On the Black Ship, here in this Deathtopia, no one knows who he is, no one will ever know who he is. Here he will dwell, among the fleas and the flies, among the rats and the men –

The Killer in the Occupied City.

In the twenty-fifth year of the reign of the Emperor Meiji / In a village, in Chiba Prefecture / The fourth son of a rich landowner / In a lavish villa, in a bamboo forest / A tall child, a bright child / In a shaded grotto, before the family graves

In the Death Factory, Major Ishii welcomed the new recruits, his new workers, standing beside an antique vase of white chrysanthemums: ‘Our vocation as doctors is to challenge all varieties of disease-causing micro-organisms, to block all roads of intrusion into the human body, to annihilate all foreign matter resident in our bodies and to devise the most expedient treatment possible. However, the research in which you will now be involved is the complete opposite of these principles and will, naturally, initially, cause you some anguish as doctors. Nevertheless, I beseech you to pursue this research based on what I know will become your two overriding desires; firstly, as scientists to give free rein to your instinct and urge to probe for the truth in natural science, to discover and research the unknown world; secondly, as soldiers to use your discoveries and your research to build a powerful military weapon to use against the enemies of our divine Emperor and our beloved homeland –

‘This is our mission, this is your work.’

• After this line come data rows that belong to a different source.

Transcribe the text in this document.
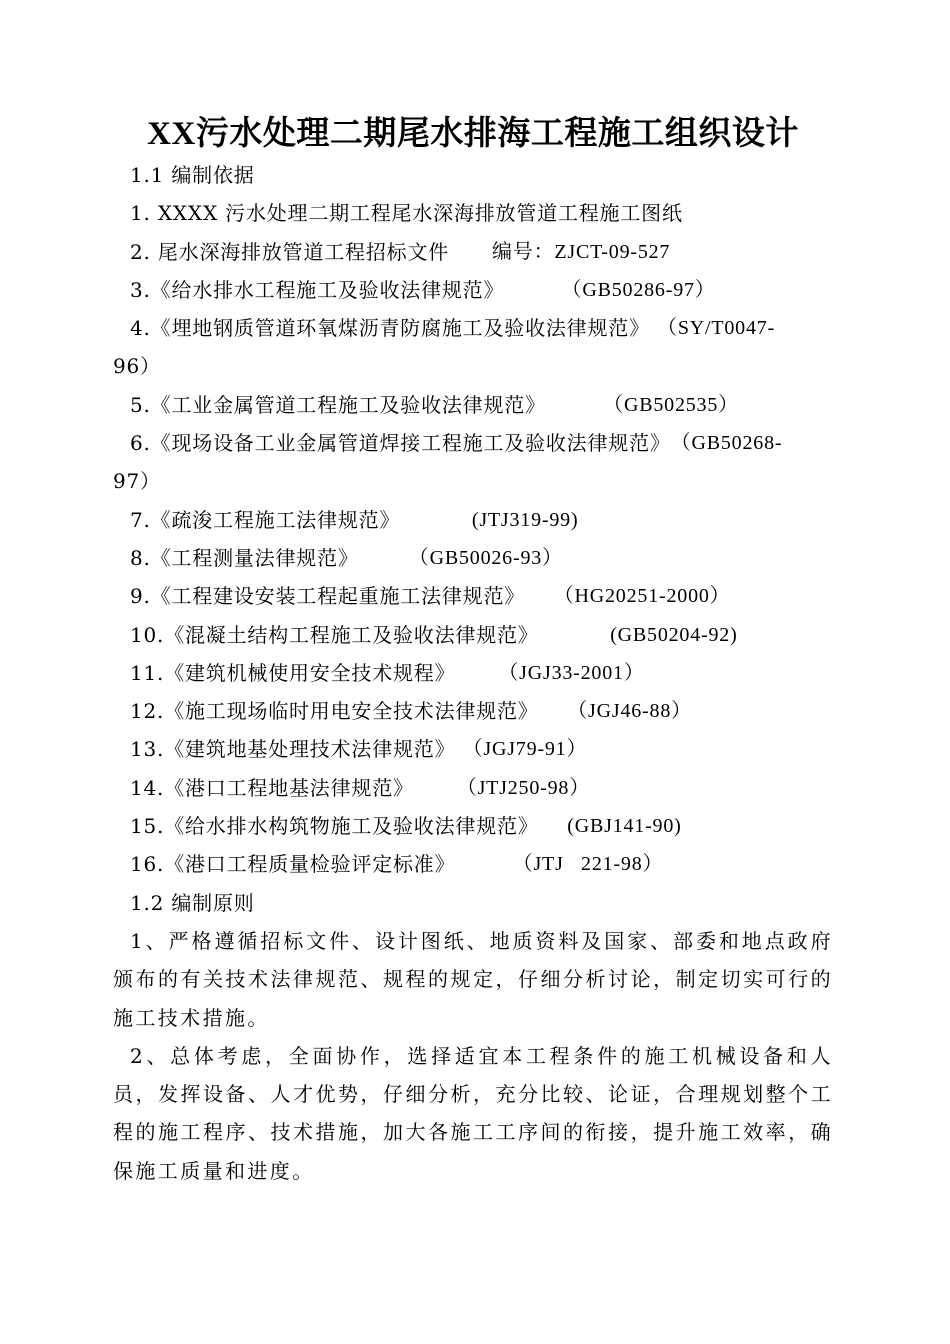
XX污水处理二期尾水排海工程施工组织设计

1.1 编制依据

1. XXXX 污水处理二期工程尾水深海排放管道工程施工图纸

2. 尾水深海排放管道工程招标文件 编号：ZJCT-09-527

3.《给水排水工程施工及验收法律规范》 （GB50286-97）

4.《埋地钢质管道环氧煤沥青防腐施工及验收法律规范》 （SY/T0047-

96）

5.《工业金属管道工程施工及验收法律规范》 （GB502535）

6.《现场设备工业金属管道焊接工程施工及验收法律规范》 （GB50268-

97）

7.《疏浚工程施工法律规范》 (JTJ319-99)

8.《工程测量法律规范》 （GB50026-93）

9.《工程建设安装工程起重施工法律规范》 （HG20251-2000）

10.《混凝土结构工程施工及验收法律规范》 (GB50204-92)

11.《建筑机械使用安全技术规程》 （JGJ33-2001）

12.《施工现场临时用电安全技术法律规范》 （JGJ46-88）

13.《建筑地基处理技术法律规范》 （JGJ79-91）

14.《港口工程地基法律规范》 （JTJ250-98）

15.《给水排水构筑物施工及验收法律规范》 (GBJ141-90)

16.《港口工程质量检验评定标准》 （JTJ   221-98）

1.2 编制原则

1、严格遵循招标文件、设计图纸、地质资料及国家、部委和地点政府颁布的有关技术法律规范、规程的规定，仔细分析讨论，制定切实可行的施工技术措施。

2、总体考虑，全面协作，选择适宜本工程条件的施工机械设备和人员，发挥设备、人才优势，仔细分析，充分比较、论证，合理规划整个工程的施工程序、技术措施，加大各施工工序间的衔接，提升施工效率，确保施工质量和进度。
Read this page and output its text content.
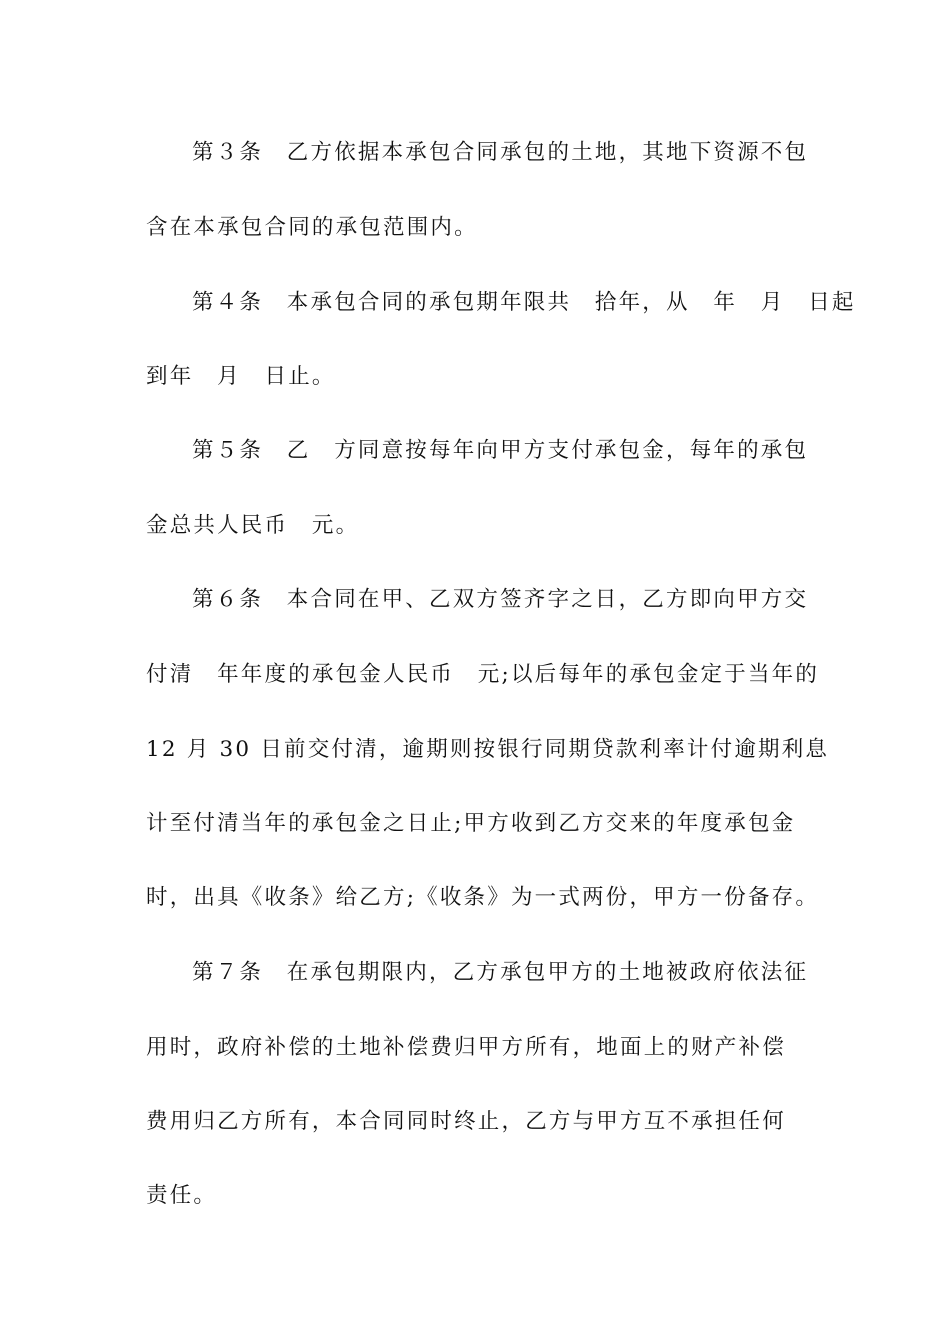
第３条　乙方依据本承包合同承包的土地，其地下资源不包
含在本承包合同的承包范围内。
第４条　本承包合同的承包期年限共　拾年，从　年　月　日起
到年　月　日止。
第５条　乙　方同意按每年向甲方支付承包金，每年的承包
金总共人民币　元。
第６条　本合同在甲、乙双方签齐字之日，乙方即向甲方交
付清　年年度的承包金人民币　元;以后每年的承包金定于当年的
12 月 30 日前交付清，逾期则按银行同期贷款利率计付逾期利息
计至付清当年的承包金之日止;甲方收到乙方交来的年度承包金
时，出具《收条》给乙方;《收条》为一式两份，甲方一份备存。
第７条　在承包期限内，乙方承包甲方的土地被政府依法征
用时，政府补偿的土地补偿费归甲方所有，地面上的财产补偿
费用归乙方所有，本合同同时终止，乙方与甲方互不承担任何
责任。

On the Black Ship, among the rubble, in the sunlight, the Killer watches a group of children playing beside a crater. The crater is filled with black water, broken bicycles and the debris of a defeated city. The water smokes, the water bubbles. The children toss pieces of wood into the water and then watch them sink.

The Killer remembers a story a colleague once told him in the Death Factory. A unit was sent to the city of Jilin to conduct tests on plague bacteria there. The method involved placing the pathogens into buns and then wrapping the buns in paper. The unit then went into an area of the city where children were playing. The men in the unit began eating buns similar to those in which they had planted the germs. When the local children saw the men eating the buns, they all came running over, asking for the buns. The men then gave the children the infected buns. Three days later, a second unit was sent to the area to record the levels of infection among the children and their families. The area had to be isolated within sheet-metal walls, then everything within the enclosure burnt to the ground.